O apego é o contrário da mente imóvel. Apegar-se a um ponto é não ver a realidade toda. É não possuir uma visão desapaixonada, a visão desde a fonte originária de tudo, que deixa as coisas serem o que são. Só pode agir quem observou a realidade sem a intromissão do apego. A mente imóvel de Takuan Soho é aquela mente que não permanece em nenhum pensamento, nem mesmo na espada do adversário, e que, por isso, estando em nenhum lugar e em todos, é capaz de reagir livremente a qualquer ataque.

O filósofo japonês Nishitani Keiji (1900-1990), associado à chamada Escola de Kioto, afirmava, em sua obra de introdução ao pensamento de seu mestre Kitaro Nishida (1870-1945), que o espírito do ocidente é o do diálogo, da busca de algo que ainda não se conhece, baseado na lógica e na razão. O espírito oriental, por sua vez, estaria baseado na unicidade fundamental de todas coisas, na intuição do não-eu que permite que as coisas apareçam como são.

Assim, parece, seria possível entender sob essa chave as doutrinas da não-espada de Takuan Soho, Tesshu Yamaoka (1836-1888) e outros mestres. A interferência do eu e de seus interesses na lida com as coisas impede que estas apareçam em sua vivacidade originária e que a própria realidade faça nascer o próximo golpe. Tesshu Yamaoka, fundador da escola de esgrima Muto Ryu, asseverava que o objetivo final da prática do caminho da espada é a obtenção da experiência não-dual da não-espada. Não há espada ou inimigo, só a mente livre de quaisquer distinções. De tal vazio nasce, desimpedida, a resposta adequada a qualquer ataque.

Somente as ações nascidas da fonte originária anterior a todo fenômeno podem ser naturais e pacíficas, dizia o mestre Takuan Soho. O iluminado pode agir corretamente porque suas ações têm sua fonte no ponto anterior a quaisquer apegos e juízos do ego inferior. "Como pode o Monte Fuji ser ocultado por uma única árvore? Simplesmente por causa da estreiteza de minha visão". 

O mestre Zen Taisen Deshimaru (1914-1982), em sua obra Zen & Arts Martiaux, afirmava que as artes marciais têm o mesmo princípio do Zen: "o que há é o aqui e o agora". Tudo decide-se em um único instante, um golpe dado no momento certo, límpido, destituído da interferência do pensamento e do medo. O golpe, por assim dizer, nasce no instante atemporal.

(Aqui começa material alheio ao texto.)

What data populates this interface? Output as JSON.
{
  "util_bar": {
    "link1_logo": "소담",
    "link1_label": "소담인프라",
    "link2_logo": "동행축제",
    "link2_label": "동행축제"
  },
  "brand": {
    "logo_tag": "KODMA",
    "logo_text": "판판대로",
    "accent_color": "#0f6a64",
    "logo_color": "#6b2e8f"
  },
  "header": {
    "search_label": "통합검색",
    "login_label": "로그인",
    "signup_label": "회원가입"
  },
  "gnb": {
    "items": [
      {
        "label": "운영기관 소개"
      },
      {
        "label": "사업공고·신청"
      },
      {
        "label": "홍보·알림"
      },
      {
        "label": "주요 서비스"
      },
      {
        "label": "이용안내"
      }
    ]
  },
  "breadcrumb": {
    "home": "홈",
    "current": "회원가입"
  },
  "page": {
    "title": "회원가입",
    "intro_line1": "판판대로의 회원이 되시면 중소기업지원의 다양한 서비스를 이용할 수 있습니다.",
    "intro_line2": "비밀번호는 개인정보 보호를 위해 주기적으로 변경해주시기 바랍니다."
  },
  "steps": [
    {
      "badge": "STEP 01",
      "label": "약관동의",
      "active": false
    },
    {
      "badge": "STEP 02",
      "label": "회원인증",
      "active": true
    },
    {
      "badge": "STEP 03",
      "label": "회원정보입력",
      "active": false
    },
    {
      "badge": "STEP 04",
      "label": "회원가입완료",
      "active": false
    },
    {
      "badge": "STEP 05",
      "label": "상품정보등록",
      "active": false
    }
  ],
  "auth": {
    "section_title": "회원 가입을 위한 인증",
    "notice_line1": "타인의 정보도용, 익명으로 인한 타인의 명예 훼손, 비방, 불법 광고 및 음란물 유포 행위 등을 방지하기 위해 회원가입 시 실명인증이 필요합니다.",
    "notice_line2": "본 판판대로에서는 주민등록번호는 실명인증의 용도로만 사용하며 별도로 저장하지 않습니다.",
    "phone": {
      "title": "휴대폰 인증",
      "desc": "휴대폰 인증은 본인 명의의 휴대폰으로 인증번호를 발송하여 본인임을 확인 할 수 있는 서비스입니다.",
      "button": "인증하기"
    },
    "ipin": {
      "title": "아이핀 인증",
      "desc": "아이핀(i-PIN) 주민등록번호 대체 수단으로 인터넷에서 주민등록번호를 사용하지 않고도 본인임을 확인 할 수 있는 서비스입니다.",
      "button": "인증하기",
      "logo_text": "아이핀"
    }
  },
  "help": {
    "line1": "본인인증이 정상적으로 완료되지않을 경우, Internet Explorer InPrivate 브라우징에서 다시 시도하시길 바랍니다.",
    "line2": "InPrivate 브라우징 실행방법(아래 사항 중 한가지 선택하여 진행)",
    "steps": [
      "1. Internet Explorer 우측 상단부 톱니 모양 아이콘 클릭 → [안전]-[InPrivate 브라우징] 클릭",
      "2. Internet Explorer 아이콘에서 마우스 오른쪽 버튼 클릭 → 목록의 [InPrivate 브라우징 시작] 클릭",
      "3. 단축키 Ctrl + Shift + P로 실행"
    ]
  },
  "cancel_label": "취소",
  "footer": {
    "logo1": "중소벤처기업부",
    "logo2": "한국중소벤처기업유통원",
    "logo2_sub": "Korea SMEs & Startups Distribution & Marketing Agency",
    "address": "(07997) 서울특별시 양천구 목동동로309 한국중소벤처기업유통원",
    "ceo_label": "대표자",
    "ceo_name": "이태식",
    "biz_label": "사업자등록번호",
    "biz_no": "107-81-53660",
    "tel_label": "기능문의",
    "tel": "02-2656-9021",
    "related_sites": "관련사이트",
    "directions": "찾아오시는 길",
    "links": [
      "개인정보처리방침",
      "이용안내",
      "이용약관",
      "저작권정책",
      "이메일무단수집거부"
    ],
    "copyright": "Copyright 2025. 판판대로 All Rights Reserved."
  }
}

Para Deshimaru, o objetivo das artes marciais é ser como a Lua refletida no rio, imóvel enquanto as águas fluem. Algo que parece remeter ao mestre Eihei Dogen (1200-1253), que comparava a iluminação à Lua refletida em uma gota d'água. Em ambos os casos, a Lua e a água desaparecem em unidade absoluta. A Lua não sabe da água e nem esta sabe daquela. O espadachim e seu adversário devem ser um só, como a Lua na água. Qualquer mudança na Lua será imediatamente refletida na água. 

Tudo é visto a partir da unidade originária de todas as coisas. O caminho da espada torna-se um caminho de iluminação espiritual.